{-
  Max Sherman
  Section 05

  Things to do:
  1. Dynamic vs. Lexical Scope
  2. "do" notation and the IO monad
  3. Fixed point and the Y combinator
-}

{- Example #1
  (define x 1)
  (define (g) x)
  (define (f) (let ([x 3]) (g)))
  (f) ; does this print 1 or 3?
  ; Lexical scope:
  ;   The closure g has an environment where x maps to 1.
  ; Dynamic scope:
  ;   To figure out what x maps to when we try to look it up, we need to go up
  ;   g's "global stack of bindings", up to f, where we have the let binding,
  ;   finding that x maps to 3.

  Example #2
  (define evil
   (let ([x 2])
    (lambda (y)
     (let ([z 3])
      (set! x (+ 1 x))
      (set! z (+ 1 z))
      (+ x y z)))))

  (define ans (list (evil 1) (evil 1) (evil 1)))

  ; what is ans?


  Example #3 (like #2)
  (define x 100)
  (define (get-x) x)
  (define evil
   (let ([x 2])
    (lambda (y)
     (let ([z 3])
      (set! x (+ 1 x))
      (set! z (+ 1 z))
      (+ (get-x) y z)))))

  (define ans (list (evil 1) (evil 1) (evil 1)))

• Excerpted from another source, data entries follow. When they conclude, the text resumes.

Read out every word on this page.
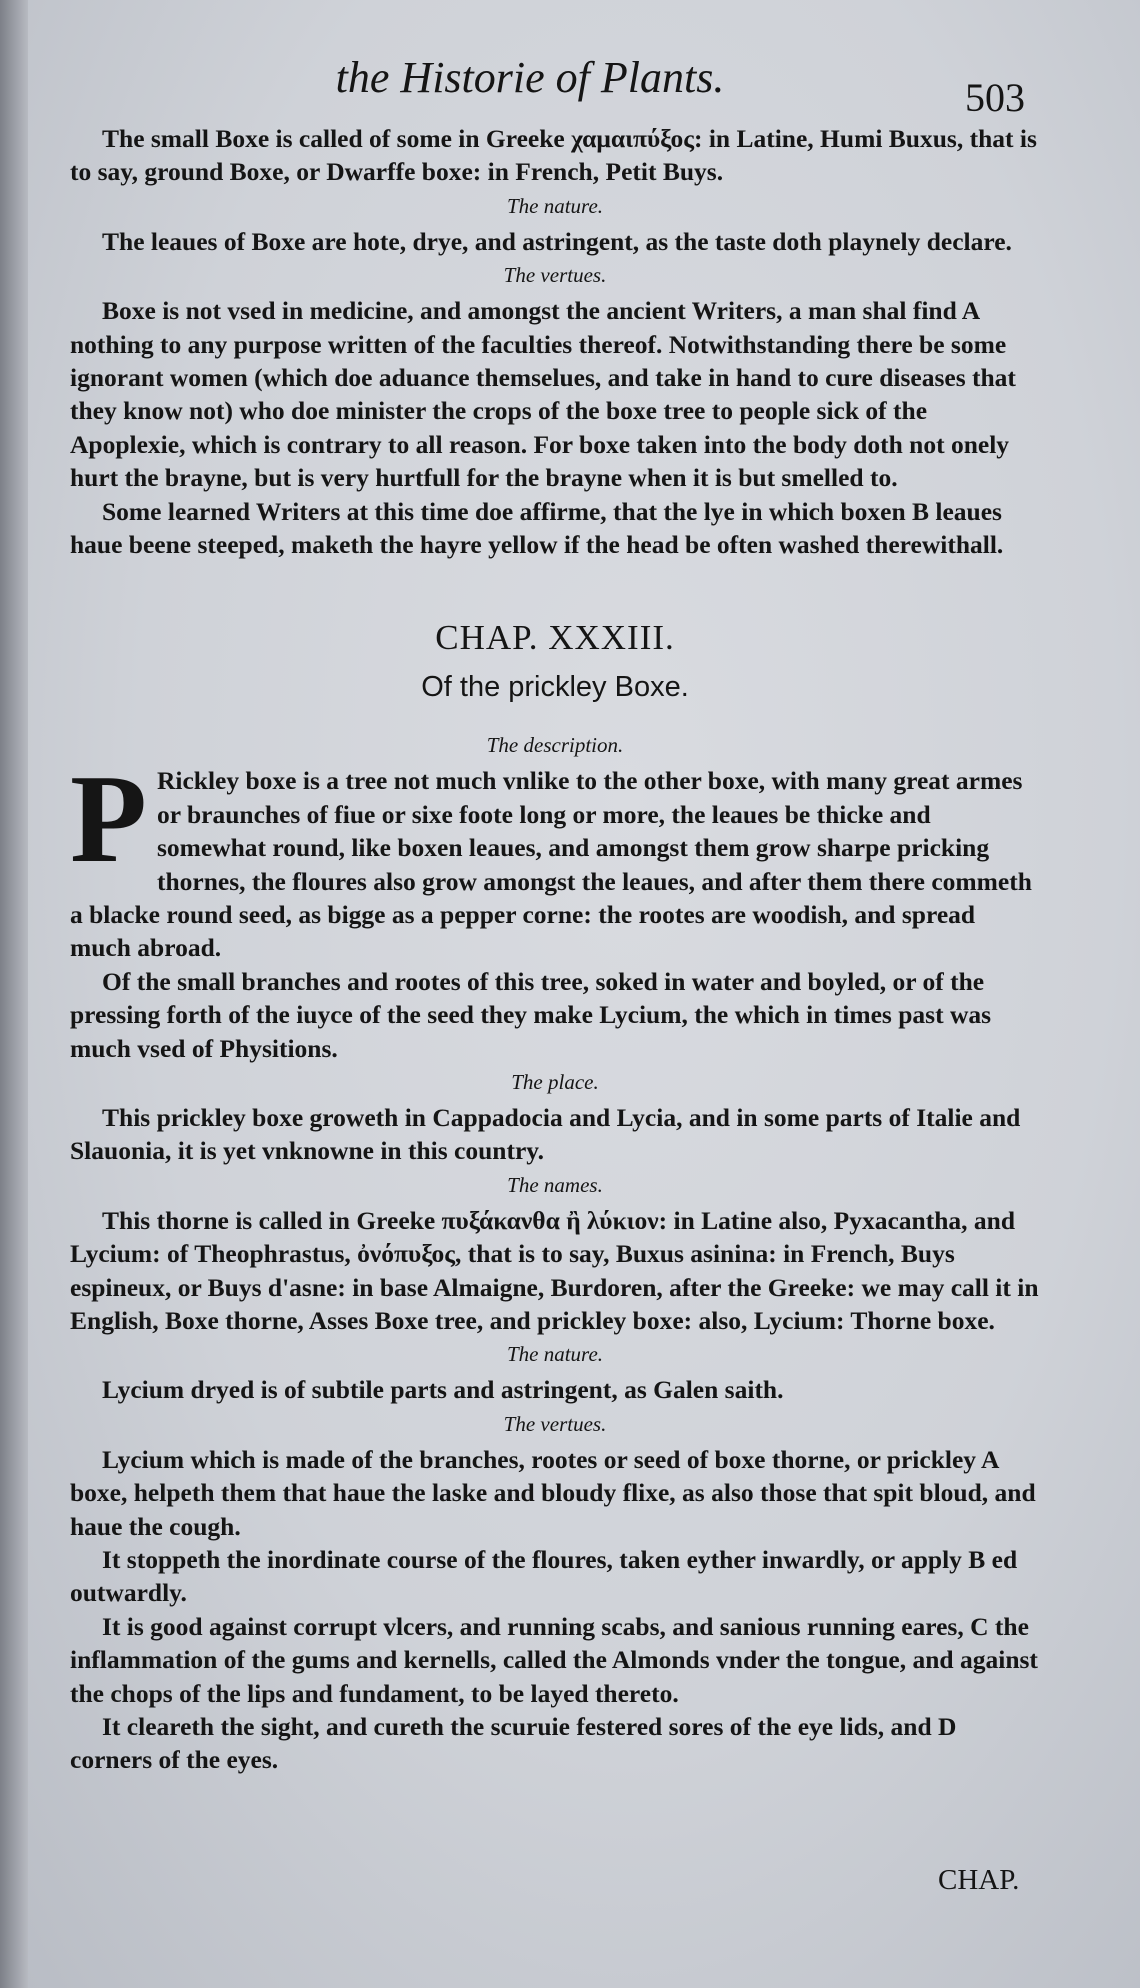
the Historie of Plants.	503

The small Boxe is called of some in Greeke χαμαιπύξος: in Latine, Humi Buxus, that is to say, ground Boxe, or Dwarffe boxe: in French, Petit Buys.

The nature.

The leaues of Boxe are hote, drye, and astringent, as the taste doth playnely declare.

The vertues.

Boxe is not vsed in medicine, and amongst the ancient Writers, a man shal find A nothing to any purpose written of the faculties thereof. Notwithstanding there be some ignorant women (which doe aduance themselues, and take in hand to cure diseases that they know not) who doe minister the crops of the boxe tree to people sick of the Apoplexie, which is contrary to all reason. For boxe taken into the body doth not onely hurt the brayne, but is very hurtfull for the brayne when it is but smelled to.

Some learned Writers at this time doe affirme, that the lye in which boxen B leaues haue beene steeped, maketh the hayre yellow if the head be often washed therewithall.

CHAP. XXXIII.

Of the prickley Boxe.

The description.

P Rickley boxe is a tree not much vnlike to the other boxe, with many great armes or braunches of fiue or sixe foote long or more, the leaues be thicke and somewhat round, like boxen leaues, and amongst them grow sharpe pricking thornes, the floures also grow amongst the leaues, and after them there commeth a blacke round seed, as bigge as a pepper corne: the rootes are woodish, and spread much abroad.

Of the small branches and rootes of this tree, soked in water and boyled, or of the pressing forth of the iuyce of the seed they make Lycium, the which in times past was much vsed of Physitions.

The place.

This prickley boxe groweth in Cappadocia and Lycia, and in some parts of Italie and Slauonia, it is yet vnknowne in this country.

The names.

This thorne is called in Greeke πυξάκανθα ἢ λύκιον: in Latine also, Pyxacantha, and Lycium: of Theophrastus, ὀνόπυξος, that is to say, Buxus asinina: in French, Buys espineux, or Buys d'asne: in base Almaigne, Burdoren, after the Greeke: we may call it in English, Boxe thorne, Asses Boxe tree, and prickley boxe: also, Lycium: Thorne boxe.

The nature.

Lycium dryed is of subtile parts and astringent, as Galen saith.

The vertues.

Lycium which is made of the branches, rootes or seed of boxe thorne, or prickley A boxe, helpeth them that haue the laske and bloudy flixe, as also those that spit bloud, and haue the cough.

It stoppeth the inordinate course of the floures, taken eyther inwardly, or apply B ed outwardly.

It is good against corrupt vlcers, and running scabs, and sanious running eares, C the inflammation of the gums and kernells, called the Almonds vnder the tongue, and against the chops of the lips and fundament, to be layed thereto.

It cleareth the sight, and cureth the scuruie festered sores of the eye lids, and D corners of the eyes.

CHAP.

  ; what is ans if we use lexical scope?  What about dynamic scope?
-}

-- IO Monad
{- this is shorthand for the thing below
main = do putStrLn "i am"
          putStrLn "cool"
main = putStrLn "hi" >> putStrLn "swag"
-}

printsqrt2 = do
  putStr "the sqrt of 2 is "
  putStrLn (show (sqrt 2))

--desugared.
printsqrt2' = putStr "the sqrt of 2 is " >> putStrLn (show (sqrt 2))

calcsqrt = do
  x <- readLn
  putStrLn "calculating the sqrt of x"
  putStrLn (show (sqrt x))

--desugared.
calcsqrt' = readLn >>= \x -> putStrLn "calculating the sqrt of x" >> putStrLn (show (sqrt x))


-- Fixed Point Combinators
--3.
range 0 = []
range n = n : range (n - 1)

-- OR MORE HELPFULLY

range n =
  case n of
    0 -> []
    n -> n : range (n-1)

--4. General strategy: abstract all parameters into lambdas, then abstract
--   function name into a lambda.
fix f = f (fix f)
{-
  range n ----->
  range = \n ->
    case n of
      0 -> []
      n -> n : range (n-1)

  range = \r -> \n ->
    case n of
      0 -> []
      n -> n : r (n-1)
-}
range' = fix (\r -> \n ->
    case n of
      0 -> []
      n -> n : r (n - 1))

--5.
{-
  (define (range n)
   (if (zero? n)
    null
    (cons n (range (sub1 n)))))

  6. Recall that the strict Y combinator is
  (define Y (lambda (f)
             ((lambda (x) (f (lambda (v) ((x x) v))))
             (lambda (x) (f (lambda (v) ((x x) v)))))))

  So use same procedure as you did with haskell and fix, abstract out parameters
  with lambdas.

  (define rangef (Y (lambda (r) (lambda (n) (if (zero? n) null (cons n (r (sub1 n))))))))
-}